Tommy grinned and waggled his fingers at me. “I play dirty, Zepha Z.”
* * *
Pippa spritzed a clear liquid across the three Lucite handbags she kept on display in her office. I suspected she periodically rotated them in and out of her home collection, though I couldn’t be sure, since they all looked the same to me. As I tried to keep my eyes off her polka-dotted butt, which did indeed resemble an oven mitt, I wondered why anyone would collect sea-green Lucite handbags—why, really, anyone would intentionally amass anything. I spent an ungodly amount of my time trying to fight the natural accumulation of stuff, probably in reaction to a childhood of near engulfment by the detritus of my parents’ hobbies. Perhaps one day I’d work up the courage to ask Pippa why she was drawn to these handbags.

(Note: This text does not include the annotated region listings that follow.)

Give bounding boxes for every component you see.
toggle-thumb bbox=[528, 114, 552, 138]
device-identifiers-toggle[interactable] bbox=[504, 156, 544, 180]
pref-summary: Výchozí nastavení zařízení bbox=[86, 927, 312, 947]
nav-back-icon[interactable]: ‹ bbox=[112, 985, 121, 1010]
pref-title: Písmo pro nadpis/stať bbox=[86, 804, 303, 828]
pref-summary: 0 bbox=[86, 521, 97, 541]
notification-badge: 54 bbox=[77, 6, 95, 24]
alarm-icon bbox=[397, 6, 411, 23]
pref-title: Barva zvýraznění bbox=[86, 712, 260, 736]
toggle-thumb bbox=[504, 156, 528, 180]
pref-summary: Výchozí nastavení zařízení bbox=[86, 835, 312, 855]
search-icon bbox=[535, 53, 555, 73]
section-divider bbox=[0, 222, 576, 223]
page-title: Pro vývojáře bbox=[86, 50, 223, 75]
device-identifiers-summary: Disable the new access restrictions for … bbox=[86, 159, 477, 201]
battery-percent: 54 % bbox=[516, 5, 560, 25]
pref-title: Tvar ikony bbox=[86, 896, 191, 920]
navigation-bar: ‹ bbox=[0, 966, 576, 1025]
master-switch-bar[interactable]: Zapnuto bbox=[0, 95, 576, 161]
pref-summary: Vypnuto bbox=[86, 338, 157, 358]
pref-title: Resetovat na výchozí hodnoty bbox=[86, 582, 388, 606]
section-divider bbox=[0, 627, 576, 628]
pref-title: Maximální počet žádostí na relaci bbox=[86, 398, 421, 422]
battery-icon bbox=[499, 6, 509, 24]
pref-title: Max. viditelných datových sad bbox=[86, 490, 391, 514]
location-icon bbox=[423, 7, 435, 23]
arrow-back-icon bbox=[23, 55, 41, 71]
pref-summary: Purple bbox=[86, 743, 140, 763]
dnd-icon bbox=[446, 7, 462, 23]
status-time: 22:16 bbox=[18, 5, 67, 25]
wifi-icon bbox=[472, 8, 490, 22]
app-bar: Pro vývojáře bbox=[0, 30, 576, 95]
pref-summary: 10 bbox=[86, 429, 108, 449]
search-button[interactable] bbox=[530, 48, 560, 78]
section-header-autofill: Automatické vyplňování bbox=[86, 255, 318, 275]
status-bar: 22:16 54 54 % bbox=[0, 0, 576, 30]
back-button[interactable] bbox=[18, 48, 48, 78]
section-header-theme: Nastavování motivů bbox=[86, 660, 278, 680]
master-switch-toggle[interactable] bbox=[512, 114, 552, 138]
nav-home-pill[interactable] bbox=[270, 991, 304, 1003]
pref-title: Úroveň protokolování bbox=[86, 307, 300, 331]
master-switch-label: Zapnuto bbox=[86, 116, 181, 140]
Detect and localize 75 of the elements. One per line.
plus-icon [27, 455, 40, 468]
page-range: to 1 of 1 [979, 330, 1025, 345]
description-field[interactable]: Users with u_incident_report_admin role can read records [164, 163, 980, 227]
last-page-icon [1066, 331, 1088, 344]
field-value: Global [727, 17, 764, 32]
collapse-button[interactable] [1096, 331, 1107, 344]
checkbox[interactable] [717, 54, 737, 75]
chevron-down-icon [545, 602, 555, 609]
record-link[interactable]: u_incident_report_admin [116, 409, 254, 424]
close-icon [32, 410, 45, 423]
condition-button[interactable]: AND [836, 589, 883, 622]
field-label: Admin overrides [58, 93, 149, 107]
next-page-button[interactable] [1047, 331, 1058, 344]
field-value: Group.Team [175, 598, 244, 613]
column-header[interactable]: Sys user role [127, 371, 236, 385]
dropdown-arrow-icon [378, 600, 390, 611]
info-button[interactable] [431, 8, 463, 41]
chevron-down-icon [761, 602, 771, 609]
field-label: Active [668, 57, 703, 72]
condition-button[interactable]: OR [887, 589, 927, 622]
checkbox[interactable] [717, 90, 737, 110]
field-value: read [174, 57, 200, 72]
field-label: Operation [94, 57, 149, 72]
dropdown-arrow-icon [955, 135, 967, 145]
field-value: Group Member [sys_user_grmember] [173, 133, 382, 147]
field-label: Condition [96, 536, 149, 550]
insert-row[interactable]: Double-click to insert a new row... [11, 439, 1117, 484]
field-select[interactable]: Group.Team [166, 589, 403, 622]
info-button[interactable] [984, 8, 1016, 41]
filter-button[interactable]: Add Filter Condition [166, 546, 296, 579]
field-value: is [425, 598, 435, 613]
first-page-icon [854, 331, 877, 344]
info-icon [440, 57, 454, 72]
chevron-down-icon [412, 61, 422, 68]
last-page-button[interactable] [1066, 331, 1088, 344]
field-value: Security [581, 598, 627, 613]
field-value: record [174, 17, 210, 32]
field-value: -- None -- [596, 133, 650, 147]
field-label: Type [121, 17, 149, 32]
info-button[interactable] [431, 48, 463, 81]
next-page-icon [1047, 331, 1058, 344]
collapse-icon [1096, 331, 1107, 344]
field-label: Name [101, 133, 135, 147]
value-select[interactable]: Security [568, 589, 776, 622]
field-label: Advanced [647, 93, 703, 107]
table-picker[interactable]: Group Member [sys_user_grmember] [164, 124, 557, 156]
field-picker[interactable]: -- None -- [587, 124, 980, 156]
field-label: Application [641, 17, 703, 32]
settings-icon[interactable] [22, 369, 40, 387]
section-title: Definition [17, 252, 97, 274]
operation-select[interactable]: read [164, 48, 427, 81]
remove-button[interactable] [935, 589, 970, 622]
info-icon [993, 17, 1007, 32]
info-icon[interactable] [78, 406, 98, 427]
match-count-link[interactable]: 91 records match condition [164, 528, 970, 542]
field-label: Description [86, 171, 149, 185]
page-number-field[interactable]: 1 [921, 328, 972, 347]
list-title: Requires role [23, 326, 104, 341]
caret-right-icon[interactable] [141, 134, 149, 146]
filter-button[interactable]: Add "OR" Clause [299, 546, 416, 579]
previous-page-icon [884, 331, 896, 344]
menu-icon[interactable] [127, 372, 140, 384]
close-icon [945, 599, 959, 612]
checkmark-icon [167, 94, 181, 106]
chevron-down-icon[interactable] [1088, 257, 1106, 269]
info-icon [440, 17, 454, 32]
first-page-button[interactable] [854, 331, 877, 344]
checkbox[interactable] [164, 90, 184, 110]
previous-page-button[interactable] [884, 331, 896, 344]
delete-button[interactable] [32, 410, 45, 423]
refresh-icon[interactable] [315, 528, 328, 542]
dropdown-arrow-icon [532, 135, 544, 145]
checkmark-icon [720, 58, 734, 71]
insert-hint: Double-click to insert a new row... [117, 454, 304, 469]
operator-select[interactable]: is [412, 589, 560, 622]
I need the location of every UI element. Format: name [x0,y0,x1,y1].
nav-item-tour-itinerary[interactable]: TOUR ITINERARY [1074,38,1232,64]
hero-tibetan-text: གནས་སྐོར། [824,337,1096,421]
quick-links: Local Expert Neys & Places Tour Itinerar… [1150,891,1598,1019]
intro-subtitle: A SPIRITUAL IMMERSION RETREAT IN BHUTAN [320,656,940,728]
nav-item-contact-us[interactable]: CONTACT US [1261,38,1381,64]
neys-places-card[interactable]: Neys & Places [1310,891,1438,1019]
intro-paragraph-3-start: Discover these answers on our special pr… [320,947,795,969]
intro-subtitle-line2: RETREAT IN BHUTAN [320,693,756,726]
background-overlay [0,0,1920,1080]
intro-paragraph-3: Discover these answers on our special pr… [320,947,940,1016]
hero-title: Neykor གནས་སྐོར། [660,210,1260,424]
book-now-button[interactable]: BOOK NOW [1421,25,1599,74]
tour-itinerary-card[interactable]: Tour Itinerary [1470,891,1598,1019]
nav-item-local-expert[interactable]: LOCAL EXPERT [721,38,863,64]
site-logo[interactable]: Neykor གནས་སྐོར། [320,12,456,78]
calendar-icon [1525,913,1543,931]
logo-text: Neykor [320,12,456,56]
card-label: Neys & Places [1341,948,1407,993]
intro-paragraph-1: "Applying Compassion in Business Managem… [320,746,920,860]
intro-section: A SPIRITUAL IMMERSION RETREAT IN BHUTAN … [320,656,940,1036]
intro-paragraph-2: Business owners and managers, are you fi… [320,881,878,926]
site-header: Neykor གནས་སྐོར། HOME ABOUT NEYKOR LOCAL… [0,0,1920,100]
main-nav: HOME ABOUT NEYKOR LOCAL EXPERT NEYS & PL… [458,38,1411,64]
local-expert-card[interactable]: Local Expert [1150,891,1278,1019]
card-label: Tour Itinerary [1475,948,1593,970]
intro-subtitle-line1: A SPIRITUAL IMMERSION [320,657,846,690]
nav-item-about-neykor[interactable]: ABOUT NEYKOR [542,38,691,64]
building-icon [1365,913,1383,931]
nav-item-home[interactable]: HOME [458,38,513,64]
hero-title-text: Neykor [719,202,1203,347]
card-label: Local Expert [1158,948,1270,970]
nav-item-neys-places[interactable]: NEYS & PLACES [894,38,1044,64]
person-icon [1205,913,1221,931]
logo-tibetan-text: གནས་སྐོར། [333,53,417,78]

“Who else knows?” Pippa asked sharply, her back still to me.
“I don’t think anyone, but …”
“You didn’t think Hodges was on to you, either.”
I looked out Pippa’s window. We were on the thirty-second floor, and even though our offices were nearer the west side, the island was narrow enough down here that I could see out to the ferries coasting up and down the East River. I allowed a moment to wish myself away from this meeting and onto one of those boats.
“All right, here’s what we’re going to do. You’ve got that Zelda woman’s phone number?”
I nodded.
“Ring her.”
“Right now?”
“Right here, right now. Then, after the WAC, we’ll head straight to Summa. I’ll drive you myself.”
“I don’t need to get my weapon today,” I assured her.
Pippa tapped a fingernail against the smudgeless handbag and looked over her shoulder at me, eyebrows slightly raised.
“Okay, okay,” I muttered, reaching for Pippa’s phone. I glanced down at the pad of paper in my lap and dialed. “Any particular questions you want me to ask?”